In a survey conducted in 2012 by the U.S. Census Bureau, 71 percent of female students enrolled in a college or university after high school, while only 61 percent of their male counterparts did the same. According to the Pew Research Center, which analyzed the data, the percentage of male enrollment has not changed since the census in 1994. On the other hand, only 63 percent of female students enrolled after high school in 1994, and that number has steadily grown since then.
At Ivy League colleges, the gender gap is a little smaller, and some campuses have more male students than female. According to Brown University, its class of 2015 is 51 percent female and 49 percent male. At Cornell University, the ratio is reversed, with 49.8 percent of the Class of 2015 being female, and 50.2 percent male. Similarly, Princeton’s Class of 2015 is 50.7 percent male and 49.3 percent female.

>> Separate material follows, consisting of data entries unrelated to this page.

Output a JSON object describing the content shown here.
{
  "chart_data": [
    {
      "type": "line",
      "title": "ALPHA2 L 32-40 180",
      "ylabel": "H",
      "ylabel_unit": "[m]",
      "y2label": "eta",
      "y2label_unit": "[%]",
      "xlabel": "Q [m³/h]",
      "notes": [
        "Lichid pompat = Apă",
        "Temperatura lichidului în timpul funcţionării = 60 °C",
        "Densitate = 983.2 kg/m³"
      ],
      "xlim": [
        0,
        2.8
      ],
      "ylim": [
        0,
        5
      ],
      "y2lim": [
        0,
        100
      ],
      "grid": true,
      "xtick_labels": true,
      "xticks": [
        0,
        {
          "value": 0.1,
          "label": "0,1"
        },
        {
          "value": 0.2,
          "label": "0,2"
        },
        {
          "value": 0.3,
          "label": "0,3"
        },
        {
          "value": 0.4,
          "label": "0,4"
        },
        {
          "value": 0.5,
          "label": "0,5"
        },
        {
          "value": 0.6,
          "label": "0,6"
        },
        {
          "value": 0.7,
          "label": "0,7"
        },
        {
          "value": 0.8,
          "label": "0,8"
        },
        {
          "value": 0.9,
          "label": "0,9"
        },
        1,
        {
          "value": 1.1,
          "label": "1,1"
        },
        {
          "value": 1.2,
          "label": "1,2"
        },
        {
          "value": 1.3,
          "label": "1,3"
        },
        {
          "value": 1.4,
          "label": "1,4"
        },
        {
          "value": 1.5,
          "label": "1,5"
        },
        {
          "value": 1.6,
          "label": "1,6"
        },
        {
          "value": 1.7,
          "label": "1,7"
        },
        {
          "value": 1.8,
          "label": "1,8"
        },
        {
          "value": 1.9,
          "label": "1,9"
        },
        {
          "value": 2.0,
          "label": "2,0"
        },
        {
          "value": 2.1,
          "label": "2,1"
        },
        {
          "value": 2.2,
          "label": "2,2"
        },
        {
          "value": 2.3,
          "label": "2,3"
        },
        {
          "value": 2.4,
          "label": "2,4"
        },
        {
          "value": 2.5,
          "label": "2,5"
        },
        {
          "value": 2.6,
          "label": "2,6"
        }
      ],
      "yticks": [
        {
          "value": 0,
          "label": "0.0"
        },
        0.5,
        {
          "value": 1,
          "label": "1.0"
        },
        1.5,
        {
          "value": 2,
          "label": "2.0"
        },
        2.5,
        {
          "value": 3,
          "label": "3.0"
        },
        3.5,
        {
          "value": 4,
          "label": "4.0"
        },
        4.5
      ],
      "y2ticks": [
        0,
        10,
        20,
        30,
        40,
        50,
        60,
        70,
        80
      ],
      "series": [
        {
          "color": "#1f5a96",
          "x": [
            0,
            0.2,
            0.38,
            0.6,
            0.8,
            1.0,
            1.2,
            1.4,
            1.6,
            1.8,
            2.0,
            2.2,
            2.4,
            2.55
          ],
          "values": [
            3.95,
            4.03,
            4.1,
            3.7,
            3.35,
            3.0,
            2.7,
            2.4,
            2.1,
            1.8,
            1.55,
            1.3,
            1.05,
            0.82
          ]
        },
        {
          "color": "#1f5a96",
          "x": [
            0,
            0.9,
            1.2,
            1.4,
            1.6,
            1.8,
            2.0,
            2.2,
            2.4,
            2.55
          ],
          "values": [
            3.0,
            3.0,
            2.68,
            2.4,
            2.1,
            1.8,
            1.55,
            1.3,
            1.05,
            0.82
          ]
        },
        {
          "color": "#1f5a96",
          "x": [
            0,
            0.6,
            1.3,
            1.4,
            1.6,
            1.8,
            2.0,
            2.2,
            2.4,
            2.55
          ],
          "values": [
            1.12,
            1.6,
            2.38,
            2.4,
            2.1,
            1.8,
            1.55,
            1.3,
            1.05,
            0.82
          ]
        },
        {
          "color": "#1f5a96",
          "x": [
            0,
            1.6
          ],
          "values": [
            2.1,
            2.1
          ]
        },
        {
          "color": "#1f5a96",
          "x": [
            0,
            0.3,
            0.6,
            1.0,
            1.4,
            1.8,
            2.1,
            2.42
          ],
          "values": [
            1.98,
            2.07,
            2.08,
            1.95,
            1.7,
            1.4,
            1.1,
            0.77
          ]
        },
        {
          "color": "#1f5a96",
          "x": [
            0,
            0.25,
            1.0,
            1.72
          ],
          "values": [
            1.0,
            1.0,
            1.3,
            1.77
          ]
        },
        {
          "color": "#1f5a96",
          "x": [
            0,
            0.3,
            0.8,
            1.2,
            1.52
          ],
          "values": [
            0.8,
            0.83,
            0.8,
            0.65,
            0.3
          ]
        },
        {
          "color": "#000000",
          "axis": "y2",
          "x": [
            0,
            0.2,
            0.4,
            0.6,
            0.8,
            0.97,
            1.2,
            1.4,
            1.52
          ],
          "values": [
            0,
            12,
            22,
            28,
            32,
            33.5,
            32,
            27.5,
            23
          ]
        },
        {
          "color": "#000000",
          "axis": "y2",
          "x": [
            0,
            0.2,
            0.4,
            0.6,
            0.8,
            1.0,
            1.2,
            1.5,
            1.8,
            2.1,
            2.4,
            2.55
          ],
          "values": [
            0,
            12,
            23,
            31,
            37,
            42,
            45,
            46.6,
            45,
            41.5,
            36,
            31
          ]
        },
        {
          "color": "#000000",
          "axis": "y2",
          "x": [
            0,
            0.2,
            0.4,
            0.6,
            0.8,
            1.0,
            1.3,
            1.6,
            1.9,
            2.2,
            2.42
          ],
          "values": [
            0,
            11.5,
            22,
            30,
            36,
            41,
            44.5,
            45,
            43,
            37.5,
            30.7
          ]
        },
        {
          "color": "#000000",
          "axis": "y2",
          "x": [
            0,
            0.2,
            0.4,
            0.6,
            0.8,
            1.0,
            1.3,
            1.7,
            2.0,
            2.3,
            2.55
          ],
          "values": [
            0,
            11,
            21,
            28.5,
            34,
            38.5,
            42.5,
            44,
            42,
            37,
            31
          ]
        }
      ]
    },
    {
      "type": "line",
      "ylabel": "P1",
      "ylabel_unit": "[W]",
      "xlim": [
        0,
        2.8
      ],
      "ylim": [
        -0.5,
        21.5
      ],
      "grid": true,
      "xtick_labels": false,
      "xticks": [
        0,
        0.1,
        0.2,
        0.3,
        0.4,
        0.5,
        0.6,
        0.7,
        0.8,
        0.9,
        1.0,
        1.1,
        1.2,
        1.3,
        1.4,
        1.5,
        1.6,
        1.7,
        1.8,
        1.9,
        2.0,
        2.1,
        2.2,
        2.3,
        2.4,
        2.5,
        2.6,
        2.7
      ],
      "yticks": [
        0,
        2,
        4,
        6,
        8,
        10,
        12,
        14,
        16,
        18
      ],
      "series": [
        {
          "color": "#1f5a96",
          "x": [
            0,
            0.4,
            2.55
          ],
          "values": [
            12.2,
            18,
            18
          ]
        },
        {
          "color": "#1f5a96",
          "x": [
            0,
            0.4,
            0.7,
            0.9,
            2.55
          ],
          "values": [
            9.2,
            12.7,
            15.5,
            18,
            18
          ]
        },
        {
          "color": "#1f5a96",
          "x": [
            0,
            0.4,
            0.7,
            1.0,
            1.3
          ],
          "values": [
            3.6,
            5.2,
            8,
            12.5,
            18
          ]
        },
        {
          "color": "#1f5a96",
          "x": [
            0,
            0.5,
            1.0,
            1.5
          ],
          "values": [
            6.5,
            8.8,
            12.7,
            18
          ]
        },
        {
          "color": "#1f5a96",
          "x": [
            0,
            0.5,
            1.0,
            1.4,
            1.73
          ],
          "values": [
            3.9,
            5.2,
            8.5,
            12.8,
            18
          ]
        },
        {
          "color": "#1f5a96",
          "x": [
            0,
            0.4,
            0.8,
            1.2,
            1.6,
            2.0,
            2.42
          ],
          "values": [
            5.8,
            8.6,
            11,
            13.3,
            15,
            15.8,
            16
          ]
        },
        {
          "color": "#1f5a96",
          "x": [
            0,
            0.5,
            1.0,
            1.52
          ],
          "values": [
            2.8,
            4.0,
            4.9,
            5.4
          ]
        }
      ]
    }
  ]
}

Seton Hall University’s 5,500 undergraduate student population is 59 percent female and 41 percent male, according the Office of Admissions.
“I’m an education major, and there is never more than two guys in a class,” said Emily Lopez, a senior.
Even in Lopez’s other classes, she has noticed a difference.
“I still see in my history classes that there are more girls than guys.”
According to Kristen Drake, a junior chemistry major, the gap is just as noticeable in the Science Department.
“In my physics class there was only about seven girls out of a total of about 40 students, but that was the only class, out of my three years here, that I noticed a big difference,” said Drake. “I feel like there are just more girls in my classes in general.”
Megan Chase, a junior studying business and sports management, says that her classes are the opposite.
“Overall I think there are more guys in my classes. My business classes are usually half and half, but there are definitely more guys in my sports management classes.”
In “The New Math on Campus,” a 2010 article from the New York Times by Alex Williams, the American Council on Education gave some theories as to why this gap might exist. They mention everything from women having higher grades, to the possibility that enrollment among older students could be biased in favor of older men.
Corey Kientz, a senior biochemistry major, thinks the gender gap is related to the recent push for women in science fields.
“A lot of the girls I meet in class are there to study how to become a physician’s assistants or a nurse,” fields Kientz describes as being more female dominated professions.
In the New York Times article, Williams also spoke with professor W. Keith Campbell of The University of Georgia, who said that, because of the gap, men can control the dating scene.
“In this way some colleges mirror retirement communities, where women often find that the reward for outliving their husbands is competing with other widows for the attentions of the few surviving bachelors,” said Williams.
“In my experience at Seton Hall,” said Chase “I feel like it’s more common to see girls competing for guys than guys competing for girls.”